Los últimos años de su vida los pasó en Guadalajara, en un casa humilde, donde tenía un cuarto, dice otra sobrina, obscuro. Lo repito: Juan Martínez no fue víctima del mundo. Juan Martínez eligió introducirse a un viaje nocturno.

¿Le hará justicia la crítica? Lo dudo. La crítica poco entiende de mística.

Los que recibieron su enseñanza en las calles de Tijuana —lo saben ellos mejor que nadie— no pueden olvidarlo. Los que lo conocimos a través de ese joya-libro, aún no nos reponemos del asalto.

La duda es inadmisible.

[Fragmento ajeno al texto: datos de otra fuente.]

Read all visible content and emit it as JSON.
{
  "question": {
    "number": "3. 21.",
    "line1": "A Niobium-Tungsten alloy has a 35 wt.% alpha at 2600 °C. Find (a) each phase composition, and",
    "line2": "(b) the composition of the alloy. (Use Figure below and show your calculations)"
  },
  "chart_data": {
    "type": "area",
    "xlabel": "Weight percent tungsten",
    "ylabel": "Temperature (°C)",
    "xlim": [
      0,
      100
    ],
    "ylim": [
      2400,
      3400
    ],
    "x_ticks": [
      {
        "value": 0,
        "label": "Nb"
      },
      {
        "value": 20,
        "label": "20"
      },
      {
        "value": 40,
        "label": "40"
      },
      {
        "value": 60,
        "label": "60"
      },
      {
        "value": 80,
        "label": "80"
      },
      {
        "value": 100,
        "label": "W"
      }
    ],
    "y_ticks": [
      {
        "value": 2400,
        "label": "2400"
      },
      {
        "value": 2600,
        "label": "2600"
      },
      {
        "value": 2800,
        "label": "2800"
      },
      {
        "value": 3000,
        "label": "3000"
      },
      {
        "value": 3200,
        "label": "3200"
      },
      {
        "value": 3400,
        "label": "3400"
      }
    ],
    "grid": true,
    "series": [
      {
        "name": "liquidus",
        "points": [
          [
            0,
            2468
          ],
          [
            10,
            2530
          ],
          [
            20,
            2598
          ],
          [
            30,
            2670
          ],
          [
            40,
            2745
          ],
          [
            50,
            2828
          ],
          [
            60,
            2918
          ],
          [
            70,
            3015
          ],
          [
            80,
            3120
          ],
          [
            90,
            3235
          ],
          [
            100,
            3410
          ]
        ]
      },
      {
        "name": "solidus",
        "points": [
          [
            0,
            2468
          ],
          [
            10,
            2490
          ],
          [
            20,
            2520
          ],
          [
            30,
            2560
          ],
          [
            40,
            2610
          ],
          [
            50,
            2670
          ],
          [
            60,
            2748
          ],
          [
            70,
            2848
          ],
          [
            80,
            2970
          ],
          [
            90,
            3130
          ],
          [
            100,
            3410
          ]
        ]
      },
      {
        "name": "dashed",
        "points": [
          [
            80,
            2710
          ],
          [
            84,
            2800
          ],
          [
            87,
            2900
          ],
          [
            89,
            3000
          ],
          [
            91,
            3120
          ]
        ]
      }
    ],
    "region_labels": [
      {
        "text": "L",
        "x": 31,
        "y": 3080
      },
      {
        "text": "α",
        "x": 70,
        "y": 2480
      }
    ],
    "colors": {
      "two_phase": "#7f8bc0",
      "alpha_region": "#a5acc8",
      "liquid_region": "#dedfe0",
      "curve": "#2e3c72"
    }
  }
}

Juan Martínez es uno de los grandes.

“queda claro, en seguida
se desvanece la trama
interceptando el error,
y la nupcia se reanuda
entre el hombre y lo invisible”

Poesía críptica, alegoría del segundo parto, la aguja mágica baila en el aire, atraviesa en distintos puntos la tela angélica, hasta hacer posible que la luz vertical que se cuela por las fisuras ubique en el fondo del abismo un tigre hecho de destellos blancos.

Ahora, Juan, Juan Todos, Juan Nadie, sólo ahora, has vuelto al lenguaje.


* Aparecido en la columna semanal "Archivo Hache" en diario Milenio, suplemento Laberinto, Ciudad de México, 10 de febrero del 2007.